Altmaier will "wesentliche Entscheidungen" der Regierung bis zur Sommerpause

Einigungen zu Integrationsgesetz und Leiharbeit angestrebt

Bis zur Sommerpause soll die große Koalition laut Kanzleramtschef Altmaier (CDU) eine Reihe von Konfliktthemen abräumen.

Berlin - "Wir haben jetzt drei Monate, um die verbliebenen streitigen Fragen zu klären", sagte Altmaier den Zeitungen der Funke Mediengruppe (Samstagsausgaben). Neben dem Integrationsgesetz zählte der Kanzleramtschef dazu Vereinbarungen zur Sozialpolitik, zur Leiharbeit und Werkverträgen, zur Elektromobilität und zur Energiewende.

In den vergangenen Monaten war die Bundesregierung intensiv mit der Flüchtlingskrise beschäftigt. Dabei kam es zu heftigen Reibereien zwischen den Koalitionspartnern, insbesondere zwischen den Schwesterparteien CDU und CSU. Aus der Wirtschaft wurde die Forderung laut, die Regierung müsse sich auch wieder anderen Themen zuwenden.

"Wir haben eine Chance, die wesentlichen Entscheidungen bis zum Sommer zu treffen", sagte Altmaier. Als "Nagelprobe" bezeichnete er eine Einigung mit den Ländern auf Maßnahmen zur Integration der Flüchtlinge.
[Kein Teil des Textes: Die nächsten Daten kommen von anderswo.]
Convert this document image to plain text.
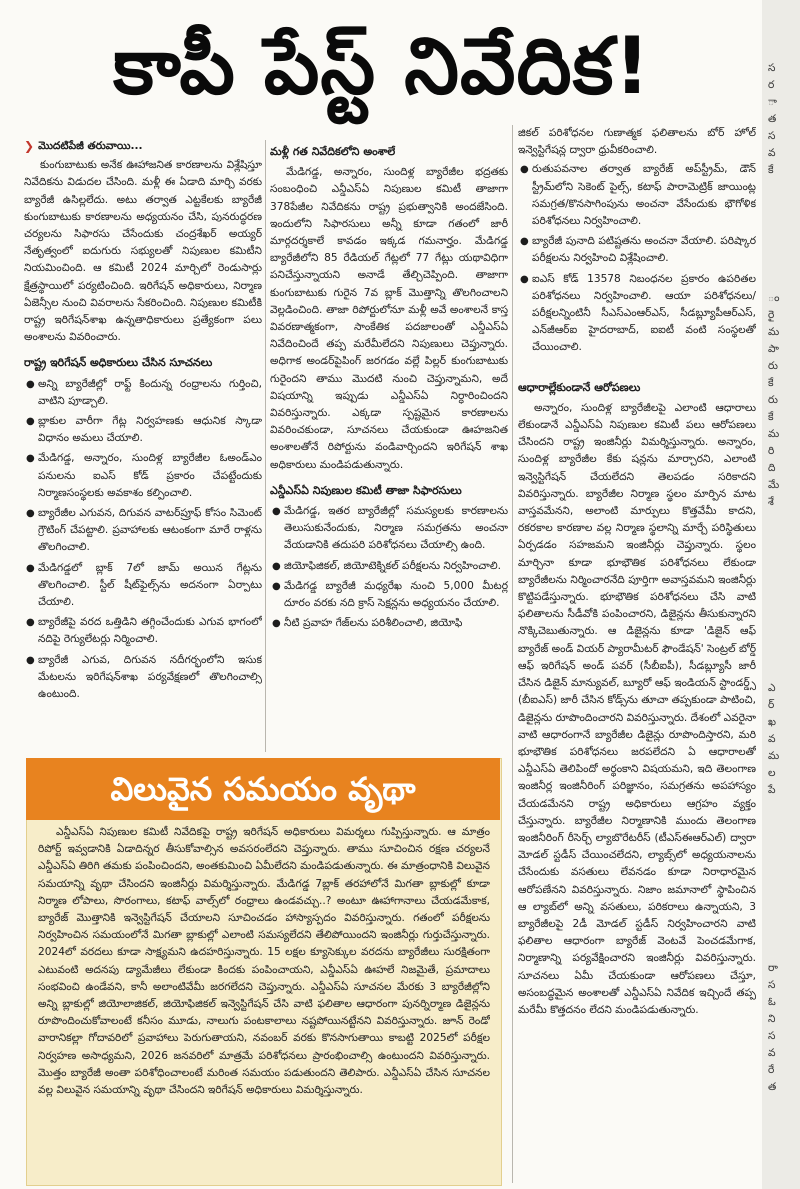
కాపీ పేస్ట్ నివేదిక!
❯ మొదటిపేజీ తరువాయి...

కుంగుబాటుకు అనేక ఊహాజనిత కారణాలను విశ్లేషిస్తూ నివేదికను విడుదల చేసింది. మళ్లీ ఈ ఏడాది మార్చి వరకు బ్యారేజీ ఉసిల్లలేదు. అటు తర్వాత ఎట్టకేలకు బ్యారేజీ కుంగుబాటుకు కారణాలను అధ్యయనం చేసి, పునరుద్ధరణ చర్యలను సిఫారసు చేసేందుకు చంద్రశేఖర్ అయ్యర్ నేతృత్వంలో ఐదుగురు సభ్యులతో నిపుణుల కమిటీని నియమించింది. ఆ కమిటీ 2024 మార్చిలో రెండుసార్లు క్షేత్రస్థాయిలో పర్యటించింది. ఇరిగేషన్ అధికారులు, నిర్మాణ ఏజెన్సీల నుంచి వివరాలను సేకరించింది. నిపుణుల కమిటీకి రాష్ట్ర ఇరిగేషన్‌శాఖ ఉన్నతాధికారులు ప్రత్యేకంగా పలు అంశాలను వివరించారు.

రాష్ట్ర ఇరిగేషన్ అధికారులు చేసిన సూచనలు
● అన్ని బ్యారేజీల్లో రాఫ్ట్ కిందున్న రంధ్రాలను గుర్తించి, వాటిని పూడ్చాలి.
● బ్లాకుల వారీగా గేట్ల నిర్వహణకు ఆధునిక స్కాడా విధానం అమలు చేయాలి.
● మేడిగడ్డ, అన్నారం, సుందిళ్ల బ్యారేజీల ఓఅండ్‌ఎం పనులను ఐఎస్ కోడ్ ప్రకారం చేపట్టేందుకు నిర్మాణసంస్థలకు అవకాశం కల్పించాలి.
● బ్యారేజీల ఎగువన, దిగువన వాటర్‌ప్రూఫ్ కోసం సిమెంట్ గ్రౌటింగ్ చేపట్టాలి. ప్రవాహాలకు ఆటంకంగా మారే రాళ్లను తొలగించాలి.
● మేడిగడ్డలో బ్లాక్ 7లో జామ్ అయిన గేట్లను తొలగించాలి. స్టీల్ షీట్‌ఫైల్స్‌ను అదనంగా ఏర్పాటు చేయాలి.
● బ్యారేజీపై వరద ఒత్తిడిని తగ్గించేందుకు ఎగువ భాగంలో నదిపై రెగ్యులేటర్లు నిర్మించాలి.
● బ్యారేజీ ఎగువ, దిగువన నదీగర్భంలోని ఇసుక మేటలను ఇరిగేషన్‌శాఖ పర్యవేక్షణలో తొలగించాల్సి ఉంటుంది.
మళ్లీ గత నివేదికలోని అంశాలే

మేడిగడ్డ, అన్నారం, సుందిళ్ల బ్యారేజీల భద్రతకు సంబంధించి ఎన్డీఎస్‌ఏ నిపుణుల కమిటీ తాజాగా 378పేజీల నివేదికను రాష్ట్ర ప్రభుత్వానికి అందజేసింది. ఇందులోని సిఫారసులు అన్నీ కూడా గతంలో జారీ మార్గదర్శకాలే కావడం ఇక్కడ గమనార్హం. మేడిగడ్డ బ్యారేజీలోని 85 రేడియల్ గేట్లలో 77 గేట్లు యథావిధిగా పనిచేస్తున్నాయని అనాడే తేల్చిచెప్పింది. తాజాగా కుంగుబాటుకు గురైన 7వ బ్లాక్ మొత్తాన్ని తొలగించాలని వెల్లడించింది. తాజా రిపోర్టులోనూ మళ్లీ అవే అంశాలనే కాస్త వివరణాత్మకంగా, సాంకేతిక పదజాలంతో ఎన్డీఎస్‌ఏ నివేదించిందే తప్ప మరేమీలేదని నిపుణులు చెప్తున్నారు. అధిగాక అండర్‌పైపింగ్ జరగడం వల్లే పిల్లర్ కుంగుబాటుకు గురైందని తాము మొదటి నుంచి చెప్తున్నామని, అదే విషయాన్ని ఇప్పుడు ఎన్డీఎస్‌ఏ నిర్ధారించిందని వివరిస్తున్నారు. ఎక్కడా స్పష్టమైన కారణాలను వివరించకుండా, సూచనలు చేయకుండా ఊహజనిత అంశాలతోనే రిపోర్టును వండివార్చిందని ఇరిగేషన్ శాఖ అధికారులు మండిపడుతున్నారు.

ఎన్డీఎస్‌ఏ నిపుణుల కమిటీ తాజా సిఫారసులు
● మేడిగడ్డ, ఇతర బ్యారేజీల్లో సమస్యలకు కారణాలను తెలుసుకునేందుకు, నిర్మాణ సమగ్రతను అంచనా వేయడానికి తదుపరి పరిశోధనలు చేయాల్సి ఉంది.
● జియోఫిజికల్, జియోటెక్నికల్ పరీక్షలను నిర్వహించాలి.
● మేడిగడ్డ బ్యారేజీ మధ్యరేఖ నుంచి 5,000 మీటర్ల దూరం వరకు నది క్రాస్ సెక్షన్లను అధ్యయనం చేయాలి.
● నీటి ప్రవాహ గేజ్‌లను పరిశీలించాలి, జియోఫి

జికల్ పరిశోధనల గుణాత్మక ఫలితాలను బోర్ హోల్ ఇన్వెస్టిగేషన్ల ద్వారా ధ్రువీకరించాలి.

● రుతుపవనాల తర్వాత బ్యారేజ్ అప్‌స్ట్రీమ్, డౌన్ స్ట్రీమ్‌లోని సెకెంట్ పైల్స్, కటాఫ్ పారామెట్రిక్ జాయింట్ల సమగ్రత/కొనసాగింపును అంచనా వేసేందుకు భౌగోళిక పరిశోధనలు నిర్వహించాలి.
● బ్యారేజీ పునాది పటిష్టతను అంచనా వేయాలి. పరిష్కార పరీక్షలను నిర్వహించి విశ్లేషించాలి.
● ఐఎస్ కోడ్ 13578 నిబంధనల ప్రకారం ఉపరితల పరిశోధనలు నిర్వహించాలి. ఆయా పరిశోధనలు/పరీక్షలన్నింటినీ సీఎస్‌ఎంఆర్‌ఎస్, సీడబ్ల్యూపీఆర్‌ఎస్, ఎన్‌జీఆర్‌ఐ హైదరాబాద్, ఐఐటీ వంటి సంస్థలతో చేయించాలి.
ఆధారాల్లేకుండానే ఆరోపణలు

అన్నారం, సుందిళ్ల బ్యారేజీలపై ఎలాంటి ఆధారాలు లేకుండానే ఎన్డీఎస్‌ఏ నిపుణుల కమిటీ పలు ఆరోపణలు చేసిందని రాష్ట్ర ఇంజినీర్లు విమర్శిస్తున్నారు. అన్నారం, సుందిళ్ల బ్యారేజీల కేకు షన్లను మార్చారని, ఎలాంటి ఇన్వెస్టిగేషన్ చేయలేదని తెలపడం సరికాదని వివరిస్తున్నారు. బ్యారేజీల నిర్మాణ స్థలం మార్పిన మాట వాస్తవమేనని, అలాంటి మార్పులు కొత్తవేమీ కాదని, రకరకాల కారణాల వల్ల నిర్మాణ స్థలాన్ని మార్చే పరిస్థితులు ఏర్పడడం సహజమని ఇంజినీర్లు చెప్తున్నారు. స్థలం మార్చినా కూడా భూభౌతిక పరిశోధనలు లేకుండా బ్యారేజీలను నిర్మించారనేది పూర్తిగా అవాస్తవమని ఇంజినీర్లు కొట్టిపడేస్తున్నారు. భూభౌతిక పరిశోధనలు చేసి వాటి ఫలితాలను సీడీవోకి పంపించారని, డిజైన్లను తీసుకున్నారని నొక్కిచెబుతున్నారు. ఆ డిజైన్లను కూడా 'డిజైన్ ఆఫ్ బ్యారేజ్ అండ్ వియర్ ప్యారామీటర్ ఫౌండేషన్' సెంట్రల్ బోర్డ్ ఆఫ్ ఇరిగేషన్ అండ్ పవర్ (సీబీఐపీ), సీడబ్ల్యూసీ జారీ చేసిన డిజైన్ మాన్యువల్, బ్యూరో ఆఫ్ ఇండియన్ స్టాండర్డ్స్ (బీఐఎస్) జారీ చేసిన కోడ్స్‌ను తూచా తప్పకుండా పాటించి, డిజైన్లను రూపొందించారని వివరిస్తున్నారు. దేశంలో ఎవరైనా వాటి ఆధారంగానే బ్యారేజీల డిజైన్లు రూపొందిస్తారని, మరి భూభౌతిక పరిశోధనలు జరపలేదని ఏ ఆధారాలతో ఎన్డీఎస్‌ఏ తెలిపిందో అర్థంకాని విషయమని, ఇది తెలంగాణ ఇంజినీర్ల ఇంజినీరింగ్ పరిజ్ఞానం, సమగ్రతను అపహాస్యం చేయడమేనని రాష్ట్ర అధికారులు ఆగ్రహం వ్యక్తం చేస్తున్నారు. బ్యారేజీల నిర్మాణానికి ముందు తెలంగాణ ఇంజినీరింగ్ రీసెర్చ్ ల్యాబొరేటరీస్ (టీఎస్‌ఈఆర్‌ఎల్) ద్వారా మోడల్ స్టడీస్ చేయించలేదని, ల్యాబ్స్‌లో అధ్యయనాలను చేసేందుకు వసతులు లేవనడం కూడా నిరాధారమైన ఆరోపణేనని వివరిస్తున్నారు. నిజాం జమానాలో స్థాపించిన ఆ ల్యాబ్‌లో అన్ని వసతులు, పరికరాలు ఉన్నాయని, 3 బ్యారేజీలపై 2డీ మోడల్ స్టడీస్ నిర్వహించారని వాటి ఫలితాల ఆధారంగా బ్యారేజ్ వెంటవే పెంచడమేగాక, నిర్మాణాన్ని పర్యవేక్షించారని ఇంజినీర్లు వివరిస్తున్నారు. సూచనలు ఏమీ చేయకుండా ఆరోపణలు చేస్తూ, అసంబద్ధమైన అంశాలతో ఎన్డీఎస్‌ఏ నివేదిక ఇచ్చిందే తప్ప మరేమీ కొత్తదనం లేదని మండిపడుతున్నారు.

విలువైన సమయం వృథా

ఎన్డీఎస్‌ఏ నిపుణుల కమిటీ నివేదికపై రాష్ట్ర ఇరిగేషన్ అధికారులు విమర్శలు గుప్పిస్తున్నారు. ఆ మాత్రం రిపోర్ట్ ఇవ్వడానికి ఏడాదిన్నర తీసుకోవాల్సిన అవసరంలేదని చెప్తున్నారు. తాము సూచించిన రక్షణ చర్యలనే ఎన్డీఎస్‌ఏ తిరిగి తమకు పంపించిందని, అంతకుమించి ఏమీలేదని మండిపడుతున్నారు. ఈ మాత్రంధానికి విలువైన సమయాన్ని వృథా చేసిందని ఇంజినీర్లు విమర్శిస్తున్నారు. మేడిగడ్డ 7బ్లాక్ తరహాలోనే మిగతా బ్లాకుల్లో కూడా నిర్మాణ లోపాలు, సొరంగాలు, కటాఫ్ వాల్స్‌లో రంధ్రాలు ఉండవచ్చు..? అంటూ ఊహాగానాలు చేయడమేకాక, బ్యారేజ్ మొత్తానికి ఇన్వెస్టిగేషన్ చేయాలని సూచించడం హాస్యాస్పదం వివరిస్తున్నారు. గతంలో పరీక్షలను నిర్వహించిన సమయంలోనే మిగతా బ్లాకుల్లో ఎలాంటి సమస్యలేదని తేలిపోయిందని ఇంజినీర్లు గుర్తుచేస్తున్నారు. 2024లో వరదలు కూడా సాక్ష్యమని ఉదహరిస్తున్నారు. 15 లక్షల క్యూసెక్కుల వరదను బ్యారేజీలు సురక్షితంగా ఎటువంటి అదనపు డ్యామేజీలు లేకుండా కిందకు పంపించాయని, ఎన్డీఎస్‌ఏ ఊహలే నిజమైతే, ప్రమాదాలు సంభవించి ఉండేవని, కానీ అలాంటివేమీ జరగలేదని చెప్తున్నారు. ఎన్డీఎస్‌ఏ సూచనల మేరకు 3 బ్యారేజీల్లోని అన్ని బ్లాకుల్లో జియోలాజికల్, జియోఫిజికల్ ఇన్వెస్టిగేషన్ చేసి వాటి ఫలితాల ఆధారంగా పునర్నిర్మాణ డిజైన్లను రూపొందించుకోవాలంటే కనీసం మూడు, నాలుగు పంటకాలాలు నష్టపోయినట్టేనని వివరిస్తున్నారు. జూన్ రెండో వారానికల్లా గోదావరిలో ప్రవాహాలు పెరుగుతాయని, నవంబర్ వరకు కొనసాగుతాయి కాబట్టి 2025లో పరీక్షల నిర్వహణ అసాధ్యమని, 2026 జనవరిలో మాత్రమే పరిశోధనలు ప్రారంభించాల్సి ఉంటుందని వివరిస్తున్నారు. మొత్తం బ్యారేజీ అంతా పరిశోధించాలంటే మరింత సమయం పడుతుందని తెలిపారు. ఎన్డీఎస్‌ఏ చేసిన సూచనల వల్ల విలువైన సమయాన్ని వృథా చేసిందని ఇరిగేషన్ అధికారులు విమర్శిస్తున్నారు.

స
ర
ా
త
స
వ
కే
ం
రై
మ
పా
రు
కే
రు
కే
మ
రి
ది
మే
శే
ఎ
ర్
ఖ
వ
మ
ల
పే
రా
స
ఓ
ని
స
వ
రే
త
Altmaier kündigte an, die Bundesregierung werde im Frühsommer ein Integrationsgesetz beschließen.

"Das werden klare Zeichen der Handlungsfähigkeit sein", sagte der Kanzleramtsminister. "Und ich bin sicher: Im Einklang mit der CSU und Bayern." Die Koalition sei handlungsfähig und werde dies unter Beweis stellen.

Die Spitzen der Unionsparteien kommen am frühen Sonntagabend zu einem Treffen zusammen, um über weitere Schritte zu beraten. Dabei sollen neben CDU-Chefin Angela Merkel und dem CSU-Vorsitzenden Horst Seehofer auch Altmaier, Bundesfinanzminister Wolfgang Schäuble (CDU) und Bundesinnenminister Thomas de Maizière (CDU) anwesend sein, wie AFP aus Koalitionskreisen erfuhr. Zudem nehmen die Generalsekretäre und Fraktionsspitzen von CDU und CSU an den Beratungen teil.